The Better Approach: Eliminate Drift at the Source
The goal should be to stop the ability of things changing the environment. If you design your permissions model properly, drift becomes rare by design.
The goal is simple:
- No direct changes in production environments
- All infrastructure changes go through Terraform
- Terraform runs via controlled pipelines
In this model, Terraform isn’t just a tool but it’s the only path to change. If that’s enforced properly, drift doesn’t happen in normal operation. Therefore do you need to spend resources and time to monitor the drift of Terraform?
“Break Glass” Still Matters
In reality though, even if we want to restrict all changes in environments manually, there will come a time in support you need someone to save the day. To enable this you will need a role that has higher privileges to through them fixes in like updating a Network Security Group, or putting a patch on a Virtual Machine.
This is where you need to be strict with both who and what you give:
- Limited access to what it needs using fine grain access.
- Used only in emergencies and not just because it is easier.
- Assigned to trusted engineers (e.g. SREs), so it doesn’t spread.
Following this allows BAU support to be maintained and keeps it controlled, but this only works if there’s discipline afterward:
Every manual change must be reflected back into Terraform.
If you skip that step, drift becomes permanent and your IaC loses credibility. You still question the effort for drift detection as these changes should happen very rarely and the changes reflected back into your code.
When Drift Detection Does Make Sense
However, I understand that even with strong controls, drift detection can still be useful as a safety net for:
- Auditing environments
- Catching misconfigurations
- Detecting accidental or unauthorized changes
- Highlighting gaps in your permission model
But it should be your backup plan, not your primary strategy. This shouldn’t be your first focus and where your design/development activities are put. Below is a simple solution I would use for Drift Detection.
A Simple, Tool-Agnostic Way to Detect Drift
If you do want drift detection, you don’t need anything complex.
A straightforward approach:
- Run a scheduled pipeline/workflow (e.g. daily)
- Execute
terraform planagainst your environment - Compare the output to detect unexpected changes
The key detail:
Run the plan against the exact version of code that is currently deployed.

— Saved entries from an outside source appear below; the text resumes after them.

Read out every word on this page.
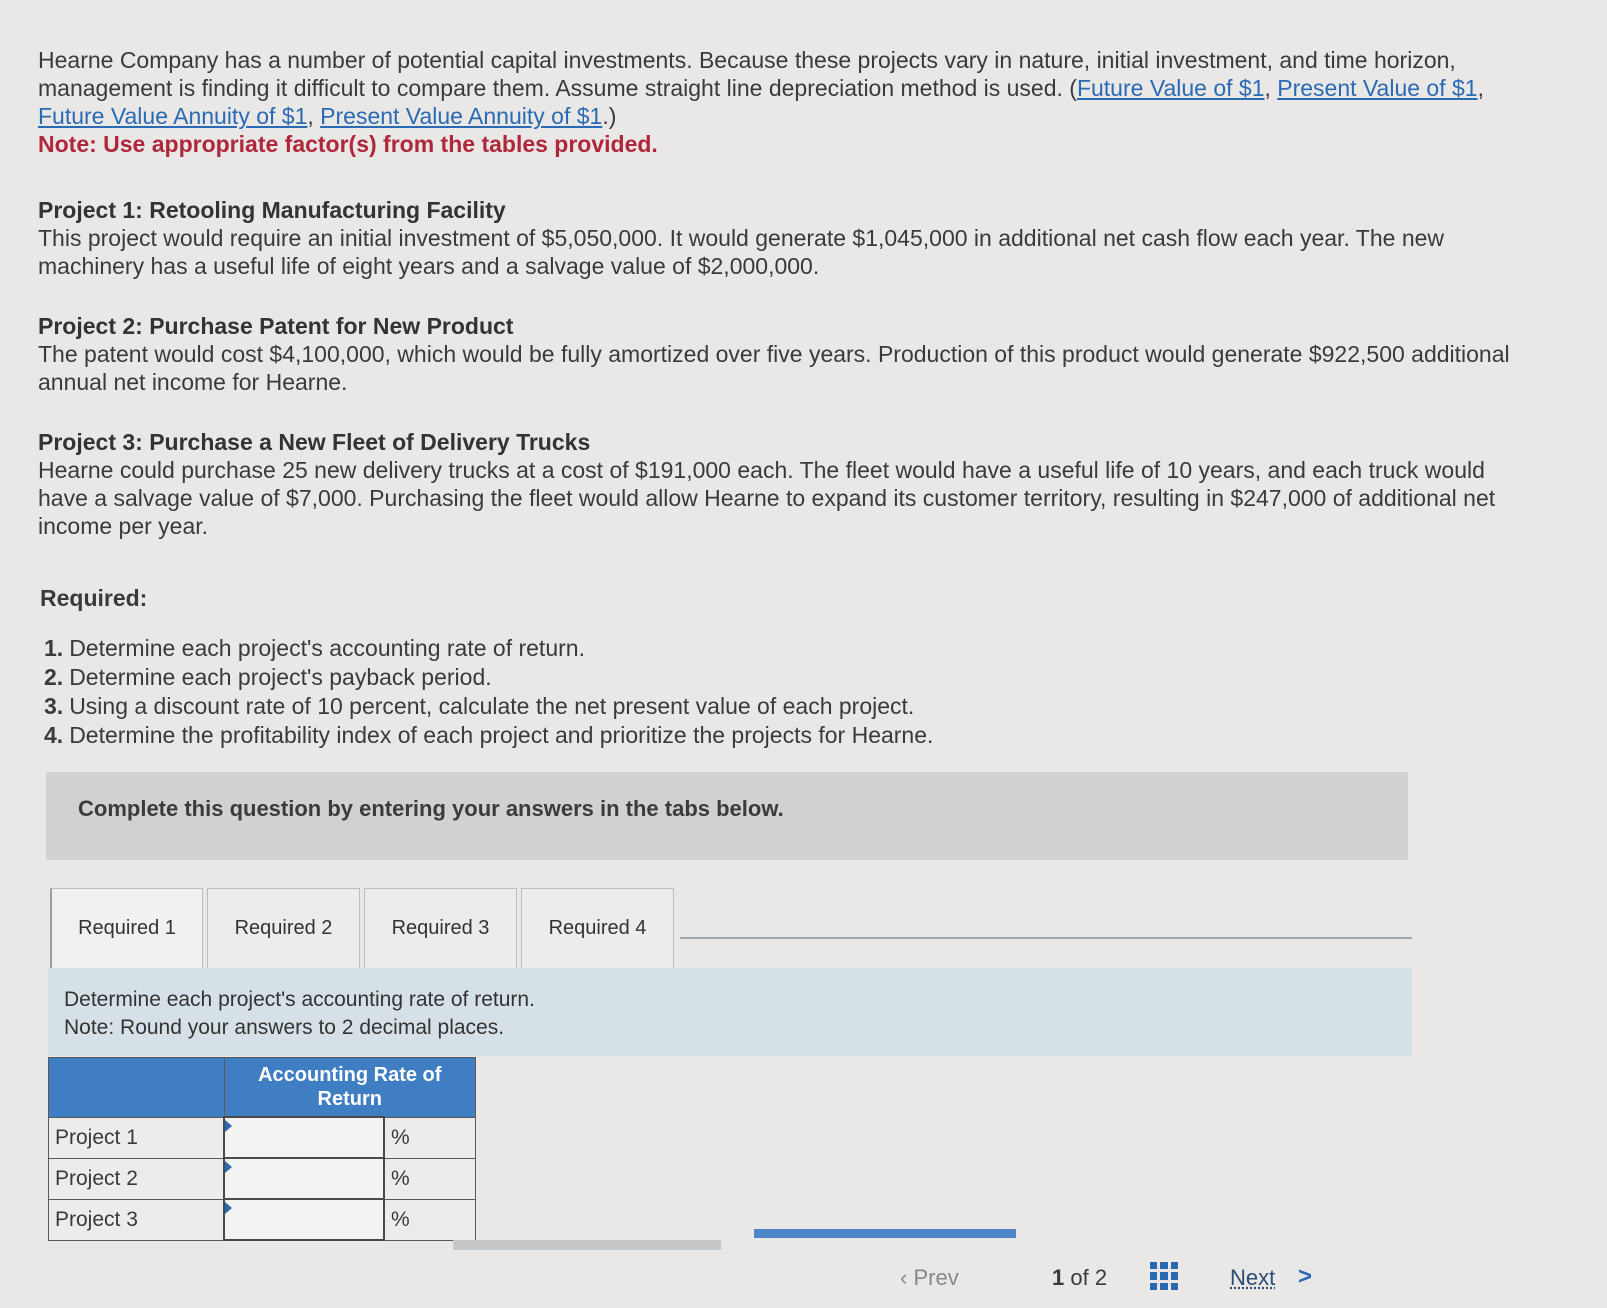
Hearne Company has a number of potential capital investments. Because these projects vary in nature, initial investment, and time horizon, management is finding it difficult to compare them. Assume straight line depreciation method is used. (Future Value of $1, Present Value of $1, Future Value Annuity of $1, Present Value Annuity of $1.)
Note: Use appropriate factor(s) from the tables provided.
Project 1: Retooling Manufacturing Facility

This project would require an initial investment of $5,050,000. It would generate $1,045,000 in additional net cash flow each year. The new machinery has a useful life of eight years and a salvage value of $2,000,000.

Project 2: Purchase Patent for New Product

The patent would cost $4,100,000, which would be fully amortized over five years. Production of this product would generate $922,500 additional annual net income for Hearne.

Project 3: Purchase a New Fleet of Delivery Trucks

Hearne could purchase 25 new delivery trucks at a cost of $191,000 each. The fleet would have a useful life of 10 years, and each truck would have a salvage value of $7,000. Purchasing the fleet would allow Hearne to expand its customer territory, resulting in $247,000 of additional net income per year.

Required:
1. Determine each project's accounting rate of return.
2. Determine each project's payback period.
3. Using a discount rate of 10 percent, calculate the net present value of each project.
4. Determine the profitability index of each project and prioritize the projects for Hearne.
Complete this question by entering your answers in the tabs below.
Required 1	Required 2	Required 3	Required 4
Determine each project's accounting rate of return.
Note: Round your answers to 2 decimal places.
	Accounting Rate of Return	
Project 1		%
Project 2		%
Project 3		%
‹ Prev	1 of 2	Next >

If you don’t, you’ll just detect differences between commits not actual drift.
Something that can help with the detection and putting logic into your drift is using the Terraform output json which I have written about before in Terraform plan output to JSON.
From there, you can:
- Inspect the planned changes
- Detect additions, updates, or deletions
- Trigger alerts if anything unexpected appears
Final Thought
If you rely heavily on drift detection, it’s worth asking why. In most cases, the better investment is:
Stronger permissions, tighter control, and a single path for change.
Drift detection is useful but it’s not a substitute for good system design.
Taking It Further: An Agentic Approach to Drift
If you want to push this further, this is where things get interesting and potential for AI use.
Instead of just detecting drift, you can interpret it.
Using an MCP-style integration (for example, something like the Azure and Terraform Model Context Protocol), you can introduce an agent that sits on top of your Terraform pipeline and adds reasoning to the process.
Conceptually, the flow looks like this:
- Scheduled pipeline runs
terraform plan - Output is converted to JSON
- Data is passed into an MCP-enabled agent
- The agent:
- Reviews the changes
- Classifies them (expected vs unexpected)
- Correlates with recent deployments or incidents
- Provides a human-readable report
- Suggests remediation actions
Instead of a binary “drift detected” alert, you get something closer to:
- “This change appears to be a manual scaling adjustment on a production resource.”
- “This likely originated from a break-glass action during an incident.”
- “No corresponding Terraform change exists in the current codebase.”
That’s a completely different level of signal, then you can move it from Detection to Action.
Once you trust that reasoning layer, you can go a step further, so the agent doesn’t just report drift it can propose fixes.
For example:
- Generate the required Terraform changes to match reality
- Or suggest reverting the infrastructure back to code
In more advanced setups, it could even:
- Automatically raise a pull request with the proposed changes
- Tag the relevant team
- Include a summary of why the change is needed
Now drift detection becomes:
Drift → Analysis → Recommendation → Resolution
This solution is what advances the Drift Detection to make it more purposeful and useful to teams.